Additionally, this research has a substantial relevance vis-à-vis the 2030 Agenda for Sustainable Development with its 17 SDGs (sustainable development goals) at its core, as adopted by the UN Sustainable Development Summit in 2015. The study helps in identifying the watershed areas that fall under high- to moderate-priority classes and therefore aims in reducing the exposure and vulnerability of humans, especially the poor, to climate-related extreme events such as flash floods (SDG 1), since 80% of the JRB watersheds are vulnerable to erosion and flash floods and thus require management approaches that will progressively improve land and soil quality and subsequently ensure sustainable food production (SDG 2). Promotion of controlling factors in high erosion and flash flood-prone areas will substantially increase water use efficiency across these areas and would ensure sustainable withdrawals and supply of freshwater to address water scarcity challenge (SDG 6). The management procedures when applied to highly susceptible zones as recognized by the present work would significantly reduce the number of deaths and affected people besides considerably decreasing the direct economic losses from fluvial floods (SDG 11). Nature-based solutions may further support the region to attain other SDGs, such as protecting, restoring and promoting sustainable use of terrestrial ecosystems, especially forests, halting and reversing land degradation, and mitigating biodiversity loss (SDG 15) and combating climate change and its impacts (SDG 13).

Conclusions

Erosion and flash flood susceptibility index (EFSI), a new index, was determined through PCA-based weightage scheme using morphometric attributes and slope classes of 18 major stream watersheds of JRB. More than 80% of the JRB watersheds fall under high to moderate categories, thus highlighting that watersheds are vulnerable to erosion and flash floods and thus require proper management approaches.

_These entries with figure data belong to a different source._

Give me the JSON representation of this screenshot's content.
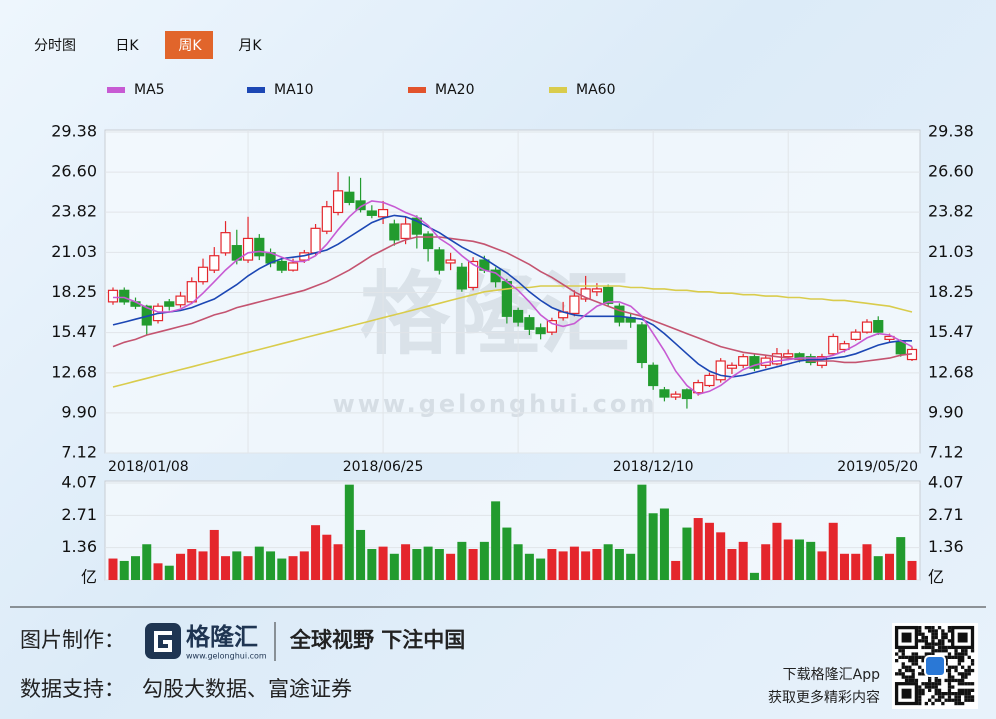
{
  "tabs": [
    "分时图",
    "日K",
    "周K",
    "月K"
  ],
  "active_tab": 2,
  "watermark": {
    "text": "格隆汇",
    "url": "www.gelonghui.com"
  },
  "chart_data": [
    {
      "type": "candlestick",
      "up_color": "#e4262c",
      "down_color": "#229b2e",
      "grid": true,
      "categories": [
        "2018/01/08",
        null,
        null,
        null,
        null,
        null,
        null,
        null,
        null,
        null,
        null,
        null,
        null,
        null,
        null,
        null,
        null,
        null,
        null,
        null,
        null,
        null,
        null,
        null,
        "2018/06/25",
        null,
        null,
        null,
        null,
        null,
        null,
        null,
        null,
        null,
        null,
        null,
        null,
        null,
        null,
        null,
        null,
        null,
        null,
        null,
        null,
        null,
        null,
        null,
        "2018/12/10",
        null,
        null,
        null,
        null,
        null,
        null,
        null,
        null,
        null,
        null,
        null,
        null,
        null,
        null,
        null,
        null,
        null,
        null,
        null,
        null,
        null,
        null,
        "2019/05/20"
      ],
      "open": [
        17.6,
        18.4,
        17.6,
        17.3,
        16.3,
        17.6,
        17.4,
        17.6,
        19.0,
        19.8,
        21.0,
        21.5,
        20.5,
        22.0,
        21.0,
        20.4,
        19.8,
        20.5,
        21.0,
        22.5,
        23.8,
        25.2,
        24.6,
        23.9,
        23.5,
        23.0,
        22.0,
        23.4,
        22.3,
        21.2,
        20.3,
        20.0,
        18.6,
        20.5,
        19.8,
        19.0,
        17.0,
        16.5,
        15.8,
        15.5,
        16.5,
        16.8,
        17.8,
        18.3,
        18.6,
        17.3,
        16.5,
        16.0,
        13.2,
        11.5,
        11.0,
        11.5,
        11.3,
        11.8,
        12.2,
        13.0,
        13.2,
        13.8,
        13.2,
        13.3,
        13.8,
        14.0,
        13.8,
        13.2,
        14.0,
        14.3,
        15.0,
        15.5,
        16.3,
        15.0,
        14.8,
        13.6
      ],
      "high": [
        18.6,
        18.6,
        17.9,
        17.4,
        17.5,
        17.8,
        18.3,
        19.3,
        20.6,
        21.4,
        23.2,
        22.6,
        23.5,
        22.3,
        21.3,
        20.7,
        20.6,
        21.2,
        23.0,
        24.6,
        26.6,
        26.3,
        26.2,
        24.3,
        24.6,
        23.3,
        23.5,
        23.6,
        22.5,
        21.4,
        21.0,
        20.3,
        20.7,
        20.8,
        20.0,
        19.2,
        17.2,
        16.7,
        16.1,
        16.5,
        17.6,
        18.4,
        19.4,
        18.9,
        18.8,
        17.5,
        16.8,
        16.2,
        13.4,
        11.7,
        11.4,
        11.6,
        12.2,
        12.7,
        13.7,
        13.4,
        14.0,
        14.0,
        13.9,
        14.4,
        14.3,
        14.1,
        14.0,
        14.0,
        15.4,
        14.9,
        15.7,
        16.4,
        16.6,
        15.4,
        15.0,
        14.5
      ],
      "low": [
        17.4,
        17.4,
        17.1,
        15.3,
        16.1,
        17.0,
        17.2,
        17.5,
        18.8,
        19.6,
        20.8,
        20.2,
        20.3,
        20.5,
        20.0,
        19.6,
        19.7,
        20.3,
        20.8,
        22.3,
        23.6,
        24.3,
        23.8,
        23.4,
        23.0,
        21.5,
        21.6,
        21.3,
        20.4,
        19.5,
        19.8,
        18.3,
        18.4,
        19.6,
        18.6,
        16.1,
        15.9,
        15.3,
        15.0,
        15.3,
        16.3,
        16.6,
        17.6,
        18.0,
        17.3,
        15.9,
        15.8,
        13.0,
        11.5,
        10.7,
        10.8,
        10.2,
        11.1,
        11.7,
        12.0,
        12.6,
        13.0,
        12.8,
        13.0,
        13.2,
        13.6,
        13.4,
        13.2,
        13.0,
        13.9,
        14.1,
        14.9,
        15.4,
        15.3,
        14.8,
        13.8,
        13.5
      ],
      "close": [
        18.4,
        17.6,
        17.3,
        16.0,
        17.3,
        17.3,
        18.0,
        19.0,
        20.0,
        20.8,
        22.4,
        20.5,
        22.0,
        20.8,
        20.3,
        19.8,
        20.3,
        21.0,
        22.7,
        24.2,
        25.3,
        24.5,
        24.0,
        23.6,
        24.0,
        21.9,
        23.0,
        22.3,
        21.3,
        19.8,
        20.5,
        18.5,
        20.4,
        19.8,
        19.0,
        16.6,
        16.2,
        15.7,
        15.4,
        16.3,
        16.9,
        18.0,
        18.5,
        18.5,
        17.5,
        16.2,
        16.2,
        13.4,
        11.8,
        11.0,
        11.2,
        10.9,
        12.0,
        12.5,
        13.5,
        13.2,
        13.8,
        13.0,
        13.7,
        14.0,
        14.0,
        13.6,
        13.4,
        13.8,
        15.2,
        14.7,
        15.5,
        16.2,
        15.5,
        15.2,
        14.0,
        14.3
      ],
      "series": [
        {
          "name": "MA5",
          "color": "#c75ad3",
          "values": [
            17.9,
            17.9,
            17.6,
            17.2,
            16.9,
            16.9,
            17.1,
            17.5,
            18.2,
            19.0,
            19.8,
            20.5,
            21.0,
            21.1,
            21.0,
            20.7,
            20.4,
            20.4,
            20.8,
            21.6,
            22.6,
            23.5,
            24.2,
            24.6,
            24.5,
            24.2,
            23.8,
            23.5,
            22.9,
            22.0,
            21.5,
            20.8,
            20.2,
            19.8,
            19.6,
            19.0,
            18.4,
            17.6,
            16.7,
            16.1,
            15.9,
            16.1,
            16.7,
            17.3,
            17.6,
            17.6,
            17.3,
            16.6,
            15.4,
            14.2,
            12.8,
            11.8,
            11.2,
            11.4,
            11.8,
            12.4,
            12.9,
            13.2,
            13.4,
            13.5,
            13.6,
            13.7,
            13.7,
            13.7,
            13.9,
            14.2,
            14.6,
            15.1,
            15.4,
            15.3,
            14.9,
            14.5
          ]
        },
        {
          "name": "MA10",
          "color": "#1c47b4",
          "values": [
            16.0,
            16.2,
            16.4,
            16.6,
            16.8,
            16.9,
            17.0,
            17.2,
            17.5,
            17.8,
            18.3,
            18.8,
            19.4,
            19.9,
            20.3,
            20.6,
            20.7,
            20.8,
            21.0,
            21.2,
            21.6,
            22.1,
            22.6,
            23.1,
            23.4,
            23.6,
            23.5,
            23.2,
            22.8,
            22.4,
            21.9,
            21.4,
            21.0,
            20.6,
            20.1,
            19.6,
            19.0,
            18.3,
            17.7,
            17.2,
            16.9,
            16.7,
            16.6,
            16.6,
            16.6,
            16.6,
            16.5,
            16.4,
            16.0,
            15.4,
            14.7,
            14.0,
            13.3,
            12.8,
            12.5,
            12.4,
            12.5,
            12.7,
            12.9,
            13.1,
            13.3,
            13.5,
            13.6,
            13.6,
            13.7,
            13.8,
            14.0,
            14.3,
            14.6,
            14.8,
            14.9,
            14.9
          ]
        },
        {
          "name": "MA20",
          "color": "#e2532c",
          "line_color": "#c45470",
          "values": [
            14.5,
            14.8,
            15.0,
            15.3,
            15.5,
            15.7,
            15.9,
            16.1,
            16.4,
            16.7,
            16.9,
            17.2,
            17.4,
            17.6,
            17.8,
            18.0,
            18.2,
            18.4,
            18.7,
            19.0,
            19.4,
            19.8,
            20.3,
            20.8,
            21.2,
            21.6,
            21.9,
            22.1,
            22.1,
            22.1,
            22.0,
            21.9,
            21.8,
            21.6,
            21.3,
            21.0,
            20.6,
            20.2,
            19.7,
            19.3,
            18.8,
            18.3,
            17.9,
            17.6,
            17.3,
            17.0,
            16.8,
            16.6,
            16.3,
            16.0,
            15.7,
            15.4,
            15.1,
            14.8,
            14.5,
            14.3,
            14.1,
            14.0,
            13.9,
            13.8,
            13.7,
            13.6,
            13.5,
            13.5,
            13.5,
            13.4,
            13.4,
            13.5,
            13.6,
            13.7,
            13.9,
            14.0
          ]
        },
        {
          "name": "MA60",
          "color": "#d9cc4c",
          "values": [
            11.7,
            11.9,
            12.1,
            12.3,
            12.5,
            12.7,
            12.9,
            13.1,
            13.3,
            13.5,
            13.7,
            13.9,
            14.1,
            14.3,
            14.5,
            14.7,
            14.9,
            15.1,
            15.3,
            15.5,
            15.7,
            15.9,
            16.1,
            16.3,
            16.5,
            16.7,
            16.9,
            17.1,
            17.3,
            17.5,
            17.7,
            17.9,
            18.1,
            18.3,
            18.4,
            18.5,
            18.6,
            18.6,
            18.7,
            18.7,
            18.7,
            18.7,
            18.7,
            18.7,
            18.7,
            18.7,
            18.6,
            18.6,
            18.5,
            18.5,
            18.4,
            18.4,
            18.3,
            18.3,
            18.2,
            18.2,
            18.1,
            18.1,
            18.0,
            18.0,
            17.9,
            17.9,
            17.8,
            17.8,
            17.7,
            17.7,
            17.6,
            17.5,
            17.4,
            17.3,
            17.1,
            16.9
          ]
        }
      ],
      "ylim": [
        7.12,
        29.38
      ],
      "yticks": [
        29.38,
        {
          "value": 26.6,
          "label": "26.60"
        },
        23.82,
        21.03,
        18.25,
        15.47,
        12.68,
        {
          "value": 9.9,
          "label": "9.90"
        },
        7.12
      ]
    },
    {
      "type": "bar",
      "values": [
        0.9,
        0.8,
        1.0,
        1.5,
        0.7,
        0.6,
        1.1,
        1.3,
        1.2,
        2.1,
        1.0,
        1.2,
        1.0,
        1.4,
        1.2,
        0.9,
        1.0,
        1.2,
        2.3,
        1.9,
        1.5,
        4.0,
        2.1,
        1.3,
        1.4,
        1.1,
        1.5,
        1.3,
        1.4,
        1.3,
        1.1,
        1.6,
        1.3,
        1.6,
        3.3,
        2.2,
        1.5,
        1.1,
        0.9,
        1.3,
        1.2,
        1.4,
        1.2,
        1.3,
        1.5,
        1.3,
        1.1,
        4.0,
        2.8,
        3.0,
        0.8,
        2.2,
        2.6,
        2.4,
        2.0,
        1.3,
        1.6,
        0.3,
        1.5,
        2.4,
        1.7,
        1.7,
        1.6,
        1.2,
        2.4,
        1.1,
        1.1,
        1.5,
        1.0,
        1.1,
        1.8,
        0.8
      ],
      "ylim": [
        0,
        4.07
      ],
      "yticks": [
        4.07,
        2.71,
        1.36,
        {
          "value": 0,
          "label": "亿"
        }
      ]
    }
  ],
  "footer": {
    "made_by_label": "图片制作：",
    "logo_text": "格隆汇",
    "logo_url": "www.gelonghui.com",
    "slogan": "全球视野 下注中国",
    "data_label": "数据支持：",
    "data_sources": "勾股大数据、富途证券",
    "app_line1": "下载格隆汇App",
    "app_line2": "获取更多精彩内容"
  }
}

Engineering infrastructure like formation of reservoirs and check dams for water storage is developed in high- and moderate-slope areas such as Baramulla and Uri districts in Lower Jhelum watershed, Bandipora in Madhumati and Erin watersheds, Pahalgam area occupying Lidder watershed, Sonamarg, Kangan and Ganderbal areas located in Sindh and Kokernag area situated in Bringi watershed. Moreover, such infrastructures should also be developed for areas falling in Vishav, Pohru, Kuthar, Arapal and Sandran watersheds. In addition, construction of stable dykes, contour farming practices and desiltation of downstream rivers and spill channels must be prioritized. Such information rather is required by watershed managers, city/town planners and government authorities to prevent and mitigate the deleterious effects of such hazards instigating processes on ecosystems, life and property.